Residents of Amsterdam are being offered a free book that explores the city’s historical associations with slavery.

The initiative is part of a wider push to encourage those living in the Netherlands to understand the nation’s role in the organisation and management of the global slave trade. Just last month, King Willem-Alexander, the country’s monarch, opened the first exhibition on the issue at the Rijksmuseum.

The book, Amsterdam and the History of Slavery, uses extensive research carried out by the International Institute of Social History on behalf of the municipality of Amsterdam. Copies of it are now being made available to the capital’s residents and can be picked up at City Hall and larger libraries.

Researchers are said to have uncovered the integral role that Amsterdam administrators played in the Dutch East India company and the Dutch West India company. They have also explored the investments of high-profile individuals in slave ships and sugar plantations.

Rutger Groot Wassink, Amsterdam’s deputy mayor, told Het Parool newspaper on Friday: “Who we are as a city is partly determined by our shared past – the beautiful and the terrible. We need to know the facts and not be afraid of the conversation.”

“In this way we can share the lessons of the past with each other and pass them on to new generations,” he said.

The news was met with a positive reaction on social media. One UK resident tweeted: “The Dutch are prepared to look at their role in the slave trade. Are we?”

Another applauded the Dutch royal family’s involvement. “That recognition is being PROMOTED by the Dutch royal family and other institutions, not dismissed as ‘woke’ or ‘contested’,” he wrote.

Dutch traders are known to have shipped more than 600,000 African people to North and South America, and between 660,000 and 1.1 million people around the Indian Ocean, before the Netherlands officially abolished slavery in the colonies of Suriname and the Dutch Antilles in July 1863.

There has been a recent push by the nation’s royal family, and key cultural Dutch institutions, to acknowledge the scale of the country’s involvement in the exploitation of enslaved people.

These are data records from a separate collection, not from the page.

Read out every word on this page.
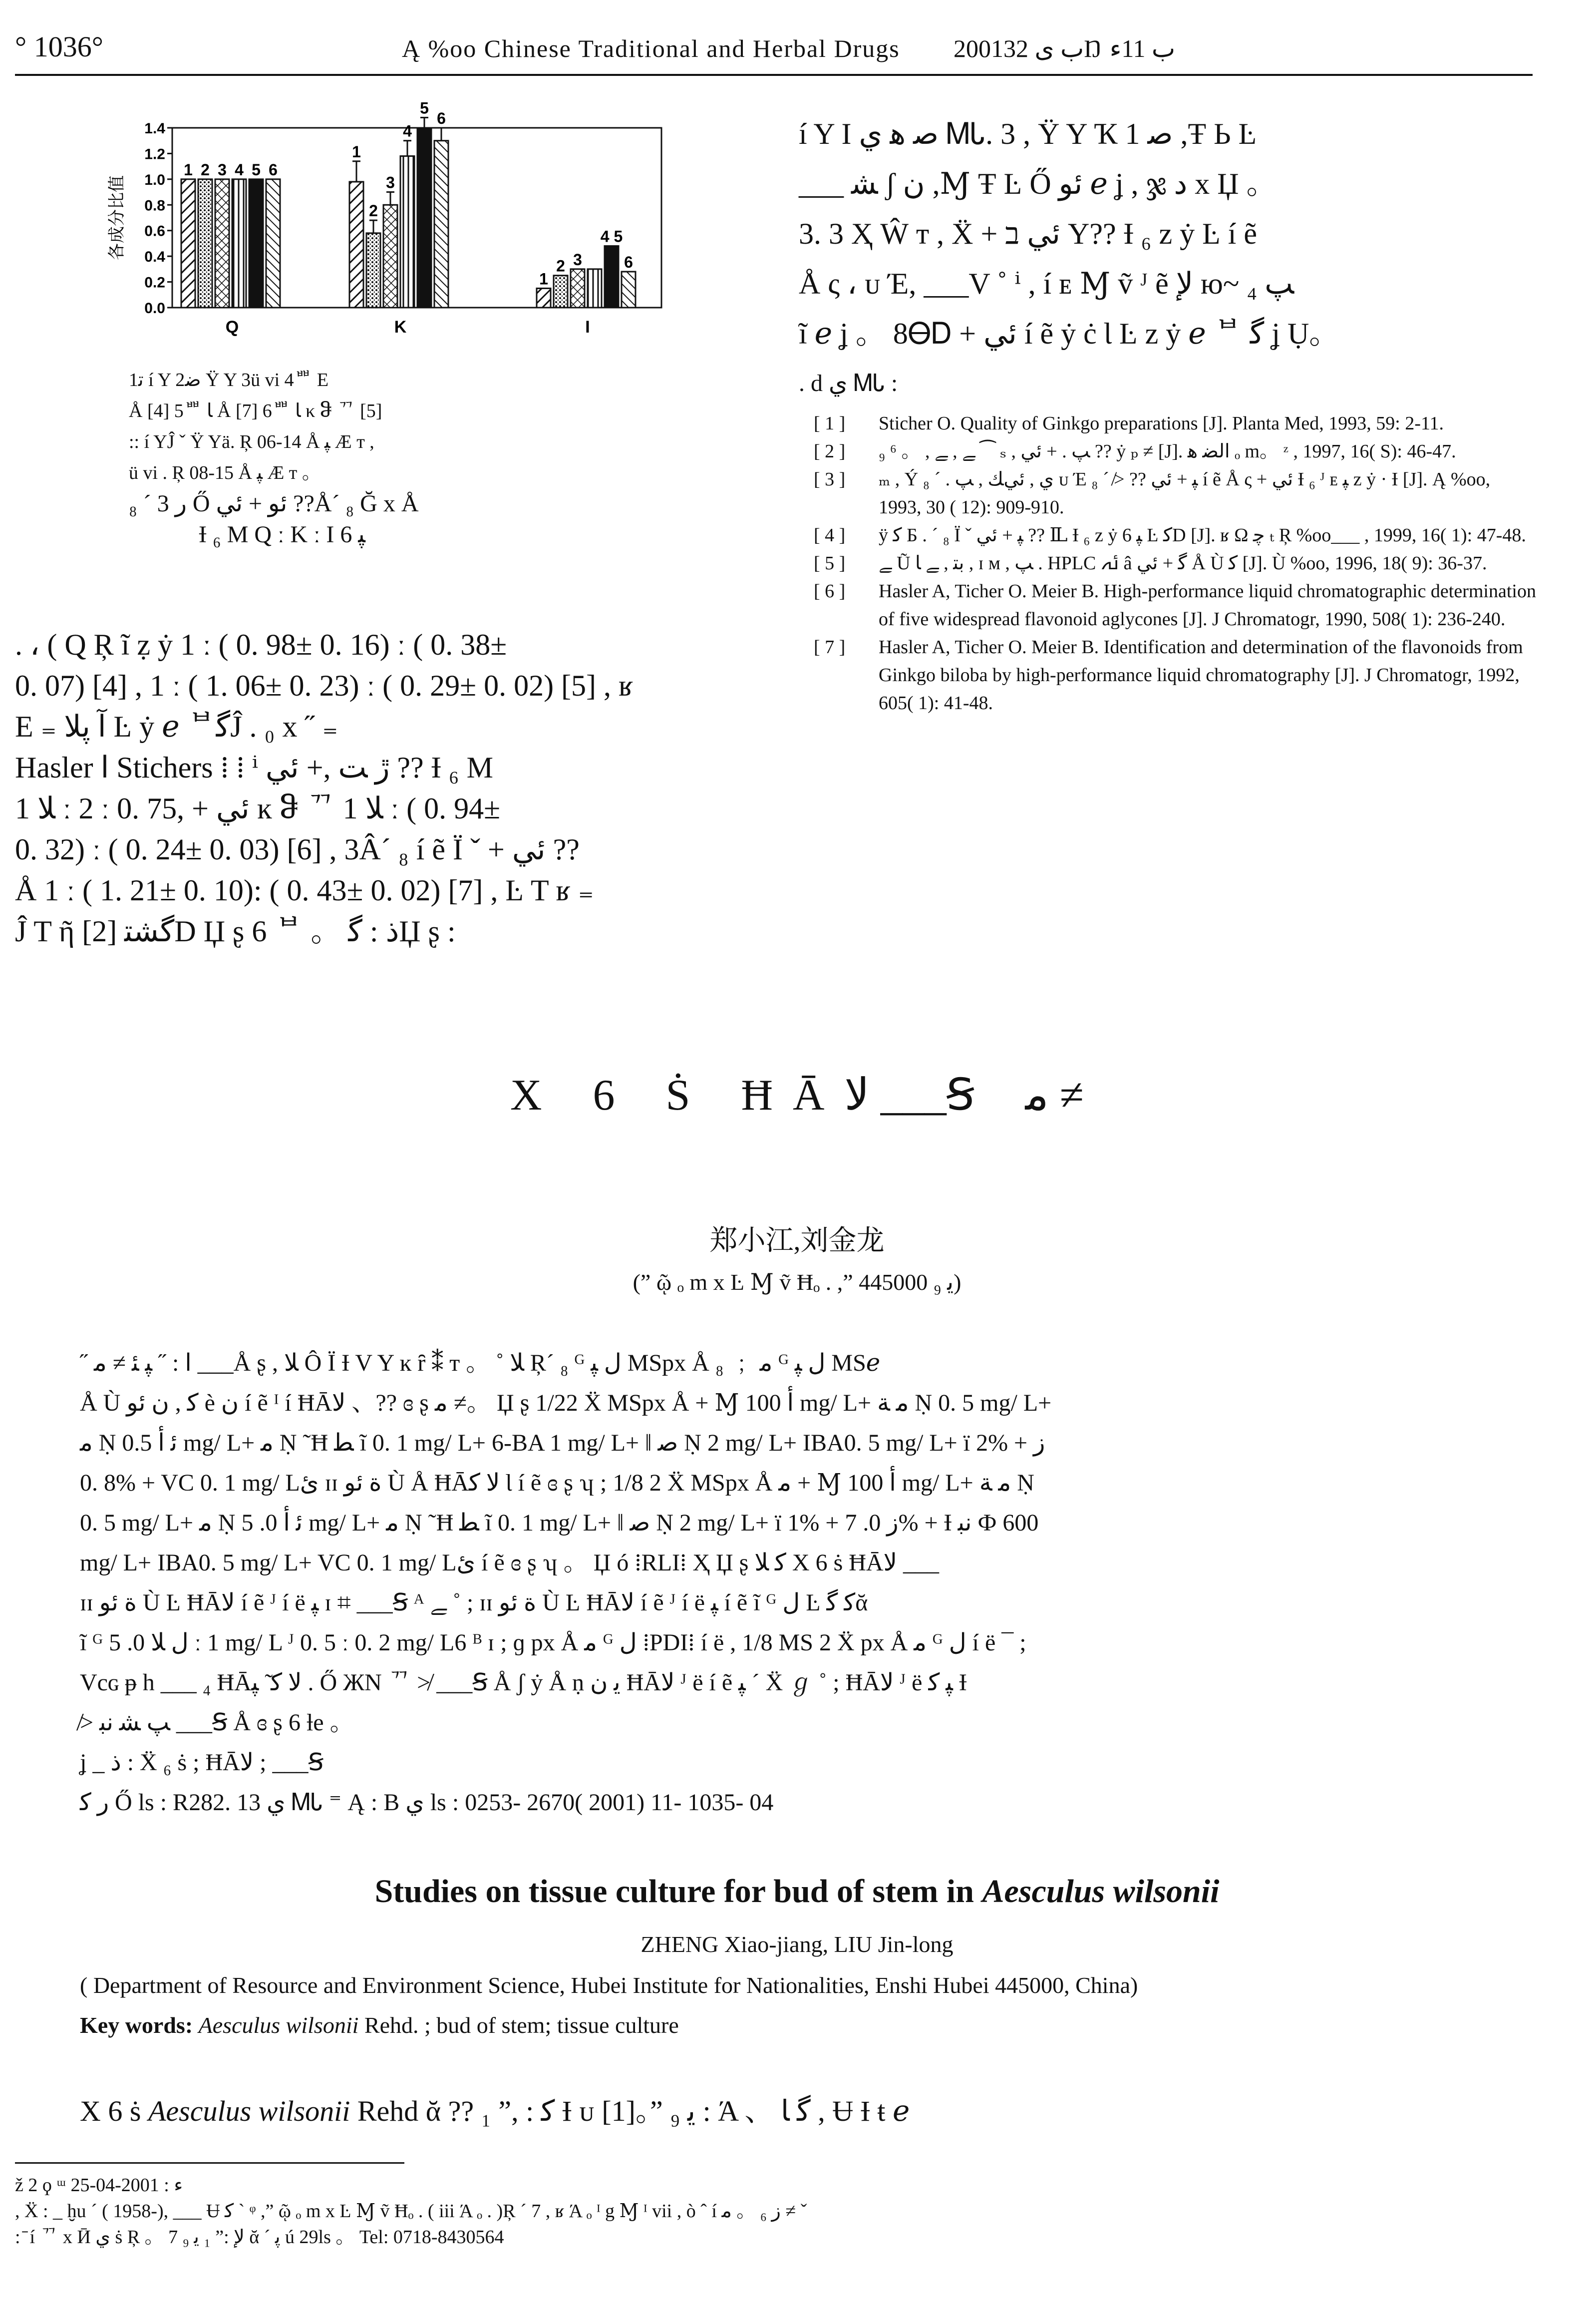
° 1036°	Ą %oo Chinese Traditional and Herbal Drugs 2001ب ى 32Ŋ ب 11ﺀ
各成分比值
1.4
1.2
1.0
0.8
0.6
0.4
0.2
0.0
1 2 3 4 5 6
Q
1
2
3
4
5
6
K
1
2 3
4 5
6
I
1ﺗ í Y 2ﺿ Ϋ Y 3ü vi 4ᄈ E
Å [4] 5ᄈ ﺎ Å [7] 6ᄈ ﺎ κ ჵ ᄁ [5]
:: í YĴ ˇ Ϋ Yä. Ŗ 06-14 Å ﭙ Æ т ,
ü vi . Ŗ 08-15 Å ﭙ Æ т 。
ﺭ 3 ´ ₈ Ő ئو + ئي ??Å´ ₈ Ğ x Å
Ɨ ₆ M Q ː K ː I ﭙ 6
. ، ( Q Ŗ ĩ ẓ ẏ 1 ː ( 0. 98± 0. 16) ː ( 0. 38±
0. 07) [4] , 1 ː ( 1. 06± 0. 23) ː ( 0. 29± 0. 02) [5] , ʁ
E ₌ ﺁ ﭘﻼ Ŀ ẏ ℯ ᄇﮔĴ . ₀ x ˝ ₌
Hasler ﺍ Stichers ⁞ ⁞ ⁱ ڙ ﺖ ,+ ئي ?? Ɨ ₆ M
ﻼ 1 ː 2 ː 0. 75, + ئي ĸ ჵ ᄁ ﻼ 1 ː ( 0. 94±
0. 32) ː ( 0. 24± 0. 03) [6] , 3Â´ ₈ í ẽ Ï ˇ + ئي ??
Å 1 ː ( 1. 21± 0. 10): ( 0. 43± 0. 02) [7] , Ŀ T ʁ ₌
Ĵ T ῆ [2] ﮔﺸﺘD Џ ʂ 6 ᄇ 。 ﺫ : ﮔЏ ʂ :
í Y I ﺻ ﻫ ي ᎷᏓ. 3 , Ϋ Y Ҡ ﺻ 1 ,Ŧ Ь Ŀ
___ ﺸ ʃ ﻥ ,Ɱ Ŧ Ŀ Ő ئو ℯ ʝ , ჯ ﺩ x Џ 。
3. 3 Ҳ Ŵ т , Ẍ + ئي ב Y?? Ɨ ₆ z ẏ Ŀ í ẽ
Å ς ، ᴜ Έ, ___V ˚ ⁱ , í ᴇ Ɱ ṽ ᴶ ẽ ﻹ ю~ ﭗ ₄
ĩ ℯ ʝ 。 8ᎾᎠ + ئي í ẽ ẏ ċ Ɩ Ŀ z ẏ ℯ ᄇ ﮔ ʝ Ụ。
. d ي ᎷᏓ :
[ 1 ]	Sticher O. Quality of Ginkgo preparations [J]. Planta Med, 1993, 59: 2-11.
[ 2 ]	₉ ⁶ 。 , ﮯ , ﮯ ⁀ ₛ , ﭗ . + ئي ?? ẏ ₚ ≠ [J]. ﺍﻟﻀ ﻫ ₒ m。 ᶻ , 1997, 16( S): 46-47.
[ 3 ]	ₘ , Ý ي , ئيﻚ , ﭗ . ´ ₈ ᴜ Έ ﭙ + ئي ?? ≯ ´ ₈ í ẽ Å ς + ئي Ɨ ₆ ᴶ ᴇ ﭙ z ẏ · Ɨ [J]. Ą %oo, 1993, 30 ( 12): 909-910.
[ 4 ]	ÿ ﮐ Б . ´ ₈ Ï ˇ ﭙ + ئي ?? Ỻ Ɨ ₆ z ẏ ﭙ 6 Ŀ ﮐD [J]. ʁ Ω ﭼ ₜ Ŗ %oo___ , 1999, 16( 1): 47-48.
[ 5 ]	ﮯ Ũ ﺑﺘ , ﮯ ﺎ , ɪ ᴍ , ﭗ . HPLC ﯬ â ﮔ + ئي Å Ù ﮐ [J]. Ù %oo, 1996, 18( 9): 36-37.
[ 6 ]	Hasler A, Ticher O. Meier B. High-performance liquid chromatographic determination of five widespread flavonoid aglycones [J]. J Chromatogr, 1990, 508( 1): 236-240.
[ 7 ]	Hasler A, Ticher O. Meier B. Identification and determination of the flavonoids from Ginkgo biloba by high-performance liquid chromatography [J]. J Chromatogr, 1992, 605( 1): 41-48.
X 6 Ṡ ĦĀﻻ ___Ꞩ ﻣ ≠
郑小江,刘金龙
(” ῷ ₒ m x Ŀ Ɱ ṽ Ħₒ . ,” ﯾ ₉ 445000)
˝ ﺍ : ˝ ﭙ ﺌ ≠ ﻣ ___Å ʂ , ﻼ Ô Ï Ɨ V Y ĸ ȓ ⁑ т 。 ˚ ﻼ Ŗ´ ₈ ᴳ ﻝ ﭙ MSpx Å ﻣ ﹔ ₈ ᴳ ﻝ ﭙ MSℯ
Å Ù ﮐ , ﻥ ئو è ﻥ í ẽ ᴵ í ĦĀﻻ 、?? ɞ ʂ ﻣ ≠。 Џ ʂ 1/22 Ẍ MSpx Å + Ɱ ﺃ 100 mg/ L+ ﻣ ﺔ Ṇ 0. 5 mg/ L+
ﻣ Ṇ ﺋ ﺃ 0.5 mg/ L+ ﻣ Ṇ ˜Ħ ﻄ ĩ 0. 1 mg/ L+ 6-BA 1 mg/ L+ ǁ ﺻ Ṇ 2 mg/ L+ IBA0. 5 mg/ L+ ï 2% + ﺯ
0. 8% + VC 0. 1 mg/ Lئ ɪɪ ﺓ ئو Ù Å ĦĀﻻ ﮐ Ɩ í ẽ ɞ ʂ ʮ ; 1/8 2 Ẍ MSpx Å ﻣ + Ɱ ﺃ 100 mg/ L+ ﻣ ﺔ Ṇ
0. 5 mg/ L+ ﻣ Ṇ ﺋ ﺃ 0. 5 mg/ L+ ﻣ Ṇ ˜Ħ ﻄ ĩ 0. 1 mg/ L+ ǁ ﺻ Ṇ 2 mg/ L+ ï 1% + ﺯ 0. 7% + Ɨ ﻧﺒ Ф 600
mg/ L+ IBA0. 5 mg/ L+ VC 0. 1 mg/ Lئ í ẽ ɞ ʂ ʮ 。 Џ ó ⁞RLI⁞ Ҳ Џ ʂ ﮐ ﻼ X 6 ṡ ĦĀﻻ ___
ɪɪ ﺓ ئو Ù Ŀ ĦĀﻻ í ẽ ᴶ í ë ﭙ ɪ ⌗ ___Ꞩ ᴬ ﮯ ˚ ; ɪɪ ﺓ ئو Ù Ŀ ĦĀﻻ í ẽ ᴶ í ë ﭙ í ẽ ĩ ᴳ ﻝ Ŀ ﮐ ﮔᾰ
ĩ ᴳ ﻝ ﻼ 0. 5 ː 1 mg/ L ᴶ 0. 5 ː 0. 2 mg/ L6 ᴮ ɪ ; ɡ px Å ﻣ ᴳ ﻝ ⁞PDI⁞ í ë , 1/8 MS 2 Ẍ px Å ﻣ ᴳ ﻝ í ë ¯ ;
Vcɢ ᵽ h ___ ₄ ĦĀﻻ ﮐ ̃ ﭙ . Ő ЖN ᄁ ≯ ___Ꞩ Å ʃ ẏ Å ṇ ﯾ ﻥ ĦĀﻻ ᴶ ë í ẽ ﭙ ˊ Ẍ ℊ ˚ ; ĦĀﻻ ᴶ ë ﭙ ﮐ Ɨ
≯ ﭗ ﺸ ﻧﺒ ___Ꞩ Å ɞ ʂ 6 ƚe 。
ʝ _ ﺫ : Ẍ ₆ ṡ ; ĦĀﻻ ; ___Ꞩ
ﺭ ﮐ Ő ls : R282. 13 ي ᎷᏓ ⁼ Ą : B ي ls : 0253- 2670( 2001) 11- 1035- 04
Studies on tissue culture for bud of stem in Aesculus wilsonii
ZHENG Xiao-jiang, LIU Jin-long
( Department of Resource and Environment Science, Hubei Institute for Nationalities, Enshi Hubei 445000, China)
Key words: Aesculus wilsonii Rehd. ; bud of stem; tissue culture
X 6 ṡ Aesculus wilsonii Rehd ᾰ ?? ﮐ : ,” ₁ Ɨ ᴜ [1]。” ﯾ ₉ : Ά 、 ﮔ ﺎ , Ʉ Ɨ ŧ ℯ
ž 2 ϙ ᵚ ﺀ : 2001-04-25
, Ẍ : _ ḫu ´ ( 1958-), ___ Ʉ ﮐ ˋ ᵠ ,” ῷ ₒ m x Ŀ Ɱ ṽ Ħₒ . ( iii Ά ₒ . )Ŗ ´ 7 , ʁ Ά ₒ ᴵ g Ɱ ᴵ vii , ò ˆ í ﺯ ₆ 。 ﻣ ≠ ˇ
: ̄ í ᄁ x Ӣ ي ṡ Ŗ 。 ﻹ :” ₁ ﯾ ₉ 7 ᾰ ´ ﭘ ú 29ls 。 Tel: 0718-8430564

Last year, King Willem-Alexander apologised for the “excessive violence” inflicted on Indonesia during his country’s colonial rule, making it the monarchy’s first such admission of regret to the southeast Asian nation.

Institutions in other countries, such as the UK, have made similar gestures, with the Bank of England last year apologising for the part played in slavery by some of its former governors, following global demands for accountability after conversations sparked by the Black Lives Matter movement last summer.